You could of course just chose to remove them from your life and that is perfectly valid. That option is not always available and it also ignores the fact that, ironically, there are often many great aspects worthy of love in the narcissist. Every relationship, every personality type has its own set of challenges, and it is up to you to know when you can stay and when you need to bring it to an end and leave.

Assuming you stay, the changes will need to come from you, and that is all you have control over anyway. Changing the way you see the narcissist can help. Remembering that not everything they say is going to make sense in the real world can help. Knowing that arguing with them or trying to get them to admit to something bad is just a waste of your time and energy can help.

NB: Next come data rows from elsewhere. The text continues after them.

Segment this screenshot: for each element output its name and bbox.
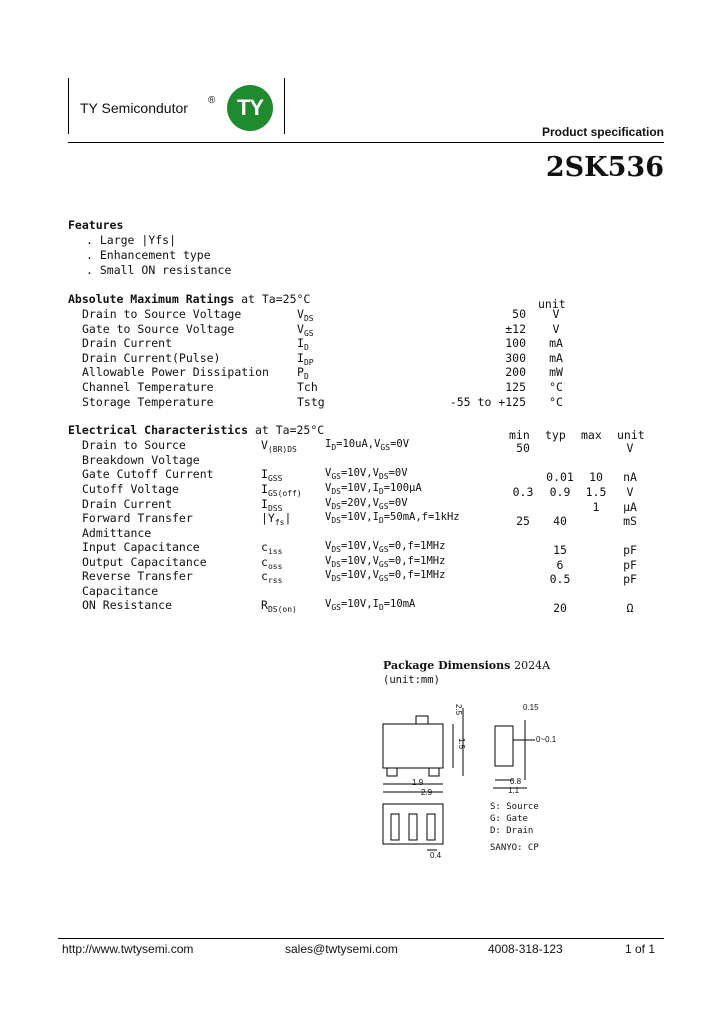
elec-condition: $I_D=10uA,V_{GS}=0V$ [325,438,410,452]
elec-unit: V [626,485,634,499]
dim-label: 2.5 [454,704,463,716]
footer-page: 1 of 1 [625,942,656,956]
elec-param: Output Capacitance [82,555,207,569]
dim-label: 0.15 [523,703,539,712]
elec-unit: V [626,441,634,455]
pad [427,814,435,840]
abs-unit: °C [549,394,563,409]
elec-param: Drain to Source [82,438,186,452]
dim-label: 1.9 [412,778,424,787]
features-title: Features [68,218,124,232]
elec-param-line2: Breakdown Voltage [82,452,200,467]
abs-unit: V [552,321,560,336]
elec-symbol: $c_{iss}$ [261,540,283,556]
feature-item: . Enhancement type [86,248,211,262]
elec-unit: μA [623,500,637,514]
elec-condition: $V_{DS}=10V,V_{GS}=0,f=1MHz$ [325,555,446,569]
elec-param: Cutoff Voltage [82,482,179,496]
footer-url[interactable]: http://www.twtysemi.com [62,942,194,956]
drain-lead [416,716,428,724]
legend-gate: G: Gate [490,814,528,824]
package-maker: SANYO: CP [490,843,539,853]
elec-param: Drain Current [82,497,173,511]
elec-header-unit: unit [617,428,645,442]
abs-symbol: $I_D$ [297,336,309,353]
legend-drain: D: Drain [490,826,534,836]
company-logo: TY [227,85,273,131]
elec-header-min: min [509,428,530,442]
elec-condition: $V_{DS}=20V,V_{GS}=0V$ [325,497,408,511]
abs-symbol: $V_{DS}$ [297,307,314,323]
pad [409,814,417,840]
elec-symbol: $R_{DS(on)}$ [261,598,297,614]
abs-symbol: $V_{GS}$ [297,321,314,338]
package-side-outline [495,726,513,766]
abs-max-title: Absolute Maximum Ratings [68,292,235,306]
abs-unit: mW [549,365,563,380]
abs-symbol: $I_{DP}$ [297,350,314,367]
abs-max-unit-header: unit [538,297,566,311]
elec-max: 1 [592,500,600,514]
dim-label: 0.8 [510,777,522,786]
pad [391,814,399,840]
elec-unit: pF [623,543,637,557]
elec-symbol: $I_{GSS}$ [261,467,283,483]
abs-unit: °C [549,380,563,394]
abs-symbol: Tch [297,380,318,394]
header-right-rule [284,78,285,134]
package-title: Package Dimensions 2024A [383,659,551,672]
elec-symbol: $c_{rss}$ [261,569,283,585]
elec-symbol: $V_{(BR)DS}$ [261,438,297,454]
elec-min: 50 [516,441,530,455]
abs-unit: V [552,307,560,321]
elec-typ: 6 [556,558,564,572]
package-front-outline [383,724,443,768]
elec-heading [68,423,324,437]
elec-condition: $V_{DS}=10V,I_D=100\mu A$ [325,482,422,496]
dim-label: 1.1 [508,786,520,795]
elec-condition: $V_{DS}=10V,I_D=50mA,f=1kHz$ [325,511,460,525]
elec-param: Gate Cutoff Current [82,467,214,481]
elec-symbol: $c_{oss}$ [261,555,283,571]
abs-param: Drain Current(Pulse) [82,350,221,365]
elec-param-line2: Admittance [82,525,152,540]
elec-unit: nA [623,470,637,484]
abs-symbol: $P_D$ [297,365,309,382]
abs-param: Storage Temperature [82,394,214,409]
package-unit: (unit:mm) [383,674,440,686]
elec-typ: 15 [553,543,567,557]
abs-value: 50 [512,307,526,321]
abs-value: 200 [505,365,526,380]
elec-param: ON Resistance [82,598,173,612]
elec-condition: $V_{GS}=10V,I_D=10mA$ [325,598,416,612]
abs-param: Drain Current [82,336,173,351]
abs-unit: mA [549,350,563,365]
abs-max-condition: at Ta=25°C [241,292,311,306]
abs-param: Channel Temperature [82,380,214,394]
company-name: TY Semicondutor [80,100,188,116]
abs-param: Allowable Power Dissipation [82,365,269,380]
elec-unit: pF [623,558,637,572]
elec-condition: $V_{DS}=10V,V_{GS}=0,f=1MHz$ [325,540,446,554]
elec-typ: 0.5 [549,572,571,586]
elec-min: 0.3 [512,485,534,499]
elec-header-max: max [581,428,602,442]
header-left-rule [68,78,69,134]
package-drawing [375,700,575,870]
product-spec-label: Product specification [541,125,664,139]
elec-symbol: $I_{GS(off)}$ [261,482,302,498]
elec-title: Electrical Characteristics [68,423,249,437]
elec-unit: Ω [626,601,634,615]
dim-label: 1.5 [457,738,466,750]
abs-value: 300 [505,350,526,365]
elec-condition: at Ta=25°C [254,423,325,437]
dim-label: 0~0.1 [536,735,557,744]
abs-param: Drain to Source Voltage [82,307,242,321]
footer-phone: 4008-318-123 [488,942,563,956]
footer-email[interactable]: sales@twtysemi.com [285,942,398,956]
abs-value: -55 to +125 [449,394,526,409]
elec-typ: 0.9 [549,485,571,499]
gate-lead [387,768,397,776]
dim-label: 0.4 [430,851,442,860]
abs-param: Gate to Source Voltage [82,321,235,336]
elec-max: 10 [589,470,603,484]
elec-param: Reverse Transfer [82,569,193,583]
elec-condition: $V_{GS}=10V,V_{DS}=0V$ [325,467,408,481]
dim-label: 2.9 [421,788,433,797]
elec-min: 25 [516,514,530,528]
source-lead [429,768,439,776]
feature-item: . Small ON resistance [86,263,232,277]
elec-param-line2: Capacitance [82,583,159,598]
elec-condition: $V_{DS}=10V,V_{GS}=0,f=1MHz$ [325,569,446,583]
legend-source: S: Source [490,802,539,812]
elec-max: 1.5 [585,485,607,499]
feature-item: . Large |Yfs| [86,233,177,247]
elec-typ: 0.01 [546,470,574,484]
abs-symbol: Tstg [297,394,325,409]
part-number: 2SK536 [545,152,664,183]
elec-unit: pF [623,572,637,586]
elec-param: Forward Transfer [82,511,193,525]
elec-header-typ: typ [545,428,566,442]
elec-typ: 40 [553,514,567,528]
elec-unit: mS [623,514,637,528]
registered-mark: ® [208,95,216,106]
elec-symbol: $|Y_{fs}|$ [261,511,292,527]
abs-unit: mA [549,336,563,351]
elec-typ: 20 [553,601,567,615]
package-bottom-outline [383,804,443,844]
abs-value: 100 [505,336,526,351]
header-divider [68,142,664,143]
abs-value: ±12 [505,321,526,336]
elec-param: Input Capacitance [82,540,200,554]
abs-max-heading [68,292,310,306]
elec-symbol: $I_{DSS}$ [261,497,283,513]
abs-value: 125 [505,380,526,394]
footer-divider [58,938,664,939]
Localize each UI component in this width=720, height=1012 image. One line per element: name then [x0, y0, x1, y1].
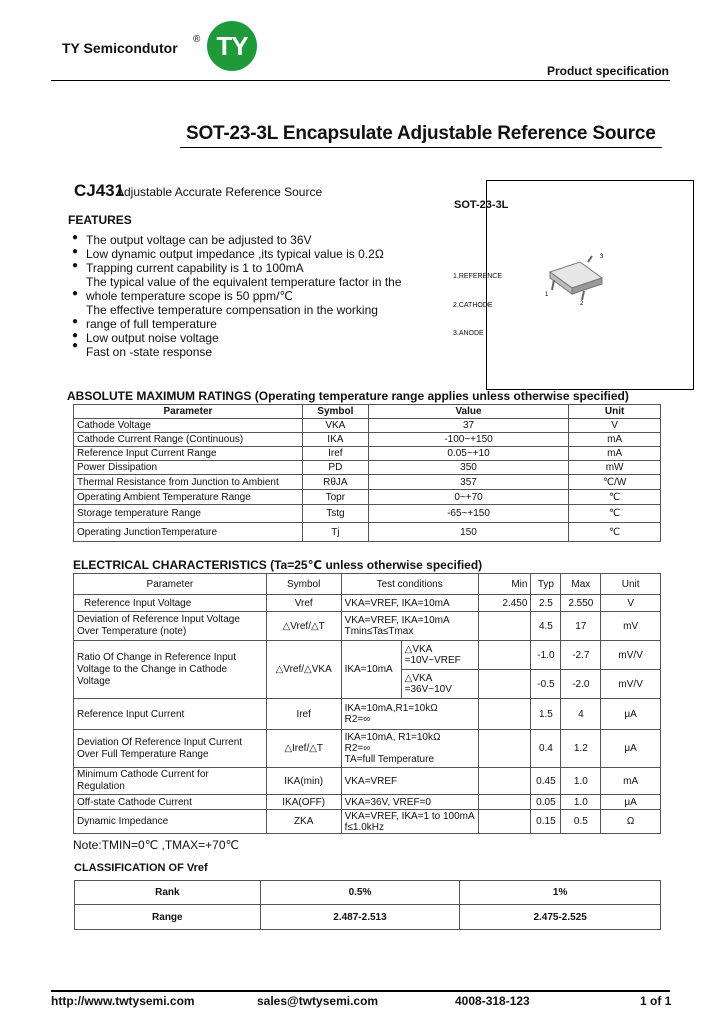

Learning how to work with their issue and feed them the validation they so desperately desire can smooth the relationship. Think of what you would like to see happen. Imagine a way to view that future scenario where the narcissist becomes the hero and you will have them on your side. Dangle the promise of adoration like a carrot on a stick and you will have a willing participant. Is that manipulation? Yes, it is. It is the same loving manipulation that parents might utilize when motivating uncooperative children and works because, ultimately, the narcissist is developmentally locked in childhood and prioritizes emotional needs over all else. This is damage control, working with what you have got to work with.